La lunga notte di San Silvestro in Germania: nuove denunce, più di 1000 donne molestate

La lunga notte di San Silvestro in Germania: nuove denunce, più di 1000 donne molestate

Il 31 dicembre scorso a Colonia, tra la stazione centrale e il famoso Duomo Gotico, la notte in cui tutti festeggiavano l’inizio del nuovo anno, diventava per molte, troppe donne, la peggiore della loro vita.

In quelle ore, infatti, circa 90 donne venivano rapinate, molestate, palpeggiate e alcune, perfino stuprate. 90, si pensava subito, un numero iniziale, già di per sé tragico, destinato a salire pericolosamente in pochi giorni. Ad oggi, infatti, sono già 516 le denunce di chi ha subìto violenza quella notte. Cinquecentosedici.

Gli aggressori, quasi un migliaio, ubriachi, secondo le numerose testimonianze delle vittime, a gruppetti di circa cinque persone circondavano le donne di passaggio che venivano sottoposte a pesanti molestie sessuali e derubate degli oggetti di valore.

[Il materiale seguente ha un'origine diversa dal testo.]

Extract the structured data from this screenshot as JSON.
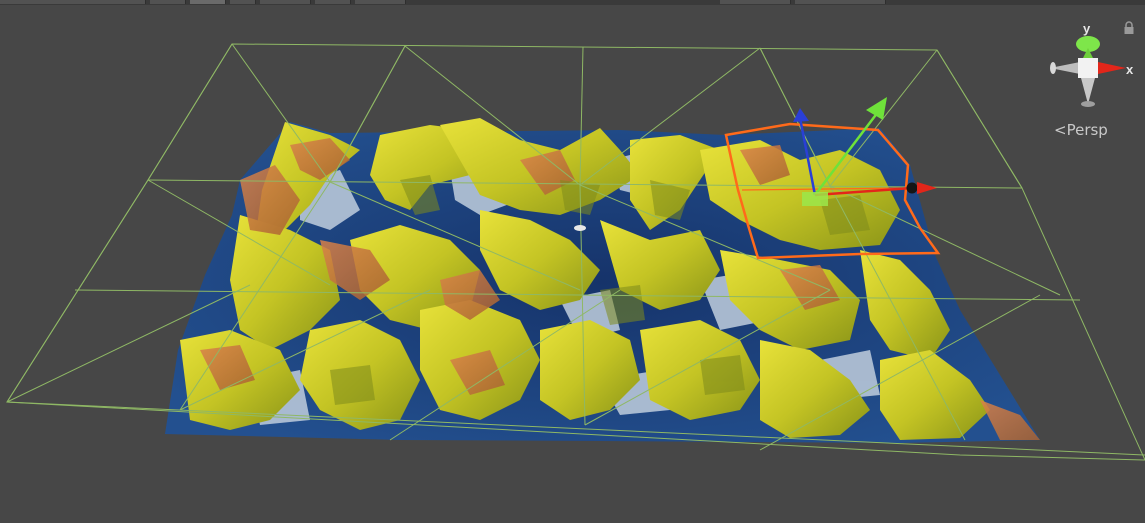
{
  "toolbar": {
    "segments": 9
  },
  "viewport": {
    "background_color": "#474747",
    "projection_label": "Persp",
    "projection_icon": "perspective-chevron-icon"
  },
  "gizmo": {
    "x_label": "x",
    "y_label": "y",
    "x_color": "#e3261a",
    "y_color": "#7ee64a",
    "z_color": "#2a4cd6",
    "lock_icon": "lock-icon"
  },
  "terrain": {
    "water_color": "#1c3f7c",
    "sand_color": "#d8d42c",
    "grass_color": "#8e9a20",
    "rock_color": "#c9753a",
    "foam_color": "#b9c8da"
  },
  "selection": {
    "outline_color": "#ff6a1a",
    "handle_colors": {
      "x": "#e3261a",
      "y": "#6fe23a",
      "z": "#2a3fd6"
    }
  },
  "bounds_wireframe_color": "#8fb865"
}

Una delle vittime, intervistata dal giornale “Der Express” ha raccontato di essere stata bloccata e toccata almeno cento volte in un percorso di 200 metri. “Urlavamo e colpivamo gli aggressori, ma non ci lasciavano passare”, ha detto. La polizia ha segnalato anche 133 denunce simili ad Amburgo. “Stavamo partendo e un gruppo di dieci stranieri ci hanno aggredito – ha raccontato una donna. Ci prendevano tra le gambe, toccavano le nostre scollature, sotto i cappotti. Puntavano solo alle donne”.

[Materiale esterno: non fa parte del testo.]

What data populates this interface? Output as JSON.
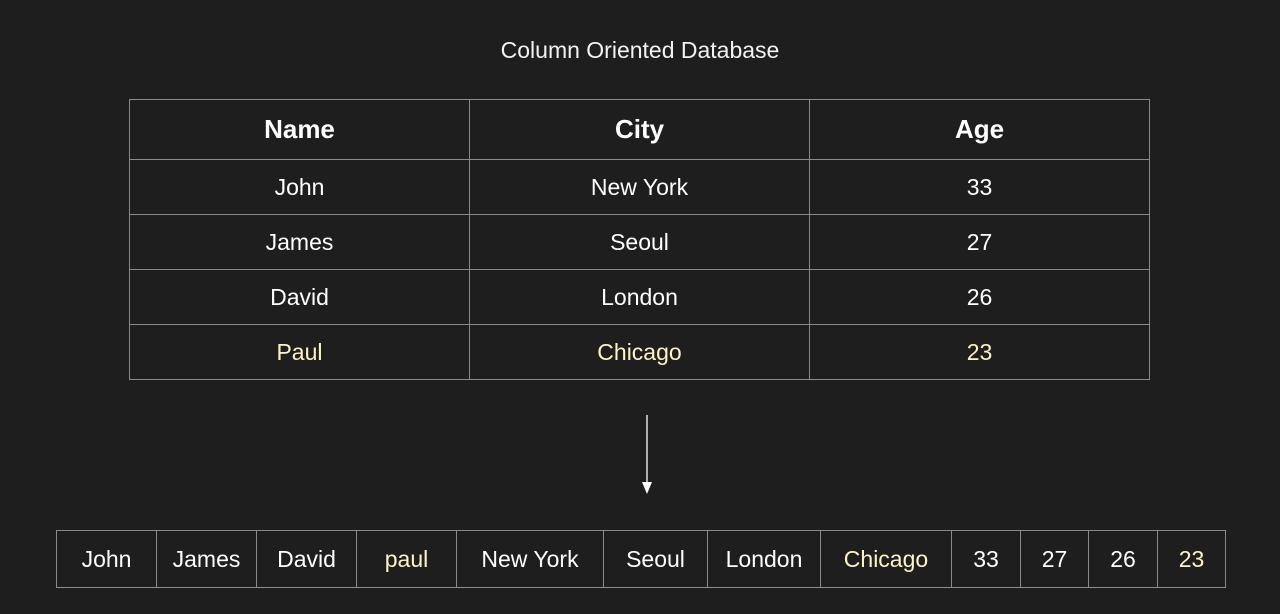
{
  "title": "Column Oriented Database",
  "colors": {
    "background": "#1e1e1e",
    "text": "#ffffff",
    "highlight": "#fff3c4",
    "border": "#8a8a8a"
  },
  "table": {
    "headers": [
      "Name",
      "City",
      "Age"
    ],
    "rows": [
      [
        "John",
        "New York",
        "33"
      ],
      [
        "James",
        "Seoul",
        "27"
      ],
      [
        "David",
        "London",
        "26"
      ],
      [
        "Paul",
        "Chicago",
        "23"
      ]
    ],
    "highlighted_row_index": 3
  },
  "arrow_icon": "down-arrow-icon",
  "column_storage": {
    "cells": [
      "John",
      "James",
      "David",
      "paul",
      "New York",
      "Seoul",
      "London",
      "Chicago",
      "33",
      "27",
      "26",
      "23"
    ],
    "highlighted_indices": [
      3,
      7,
      11
    ]
  }
}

Due episodi terribilmente allarmanti, perché  le violenze sono state pianificate prima di essere compiute. Una dimensione di reato completamente nuova, afferma il capo della polizia, ormai “ex”,  Wolfgang Albers.

Ex, perché non ritenuto all’altezza di gestire una situazione emergenziale come quella in una notte in cui la polizia locale ha commesso un errore dopo l’altro, tra disastri di comunicazione, ritardi e omissioni e con falle madornali anche sul fronte della tutela della sicurezza. È la Frankfurter Allgemeine Zeitung a rivelare che in quella notte, dal distretto di polizia della vicina di Duisburg, fossero arrivate insistite offerte di aiuto: rifiutate, nonostante la complessità della situazione.

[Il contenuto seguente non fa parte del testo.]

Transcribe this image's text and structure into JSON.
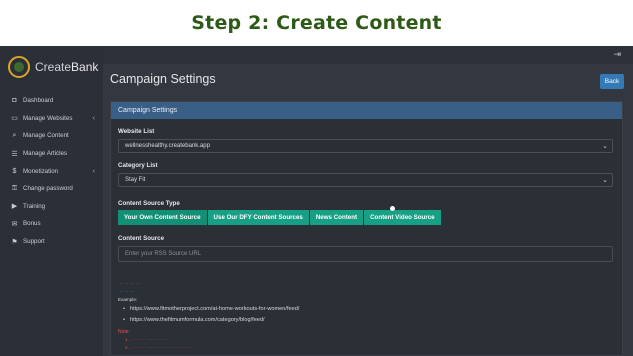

E non è tutto. Passano pochi giorni e anche la città di Bielefeld, in Westfalia, si aggiunge all’elenco di quelle in cui si sono registrati episodi simili la notte di San Silvestro: secondo il Westfalen Blatt, 500 uomini quella notte avrebbero forzato l’ingresso in una discoteca, l’Elephant Club, e avrebbero molestato molte donne. Un altro attacco organizzato, pianificato nei dettagli. “Quando una tale orda si riunisce per commettere reati, è chiaro che c’è dietro una pianificazione – ha detto il ministro tedesco dell’Interno Heiko Maas all’edizione domenicale del quotidiano popolare Bild – nessuno può dirmi che non fosse una cosa coordinata o preparata”.

E mentre si cercano i nomi dei responsabili, proteste e manifestazioni contro queste vicende si stanno svolgendo in tutto il Paese. A Colonia, il corteo di Pegida – gruppo tedesco islamofobo – è stato interrotto dalla polizia per evitare escalation di violenze dopo un lancio di petardi contro le forze dell’ordine. La polizia ha riportato i manifestanti di Pegida verso la piazza sul lato nord della stazione centrale da dove il corteo era partito. In piazza anche la contro-manifestazione delle organizzazioni anti-razziste.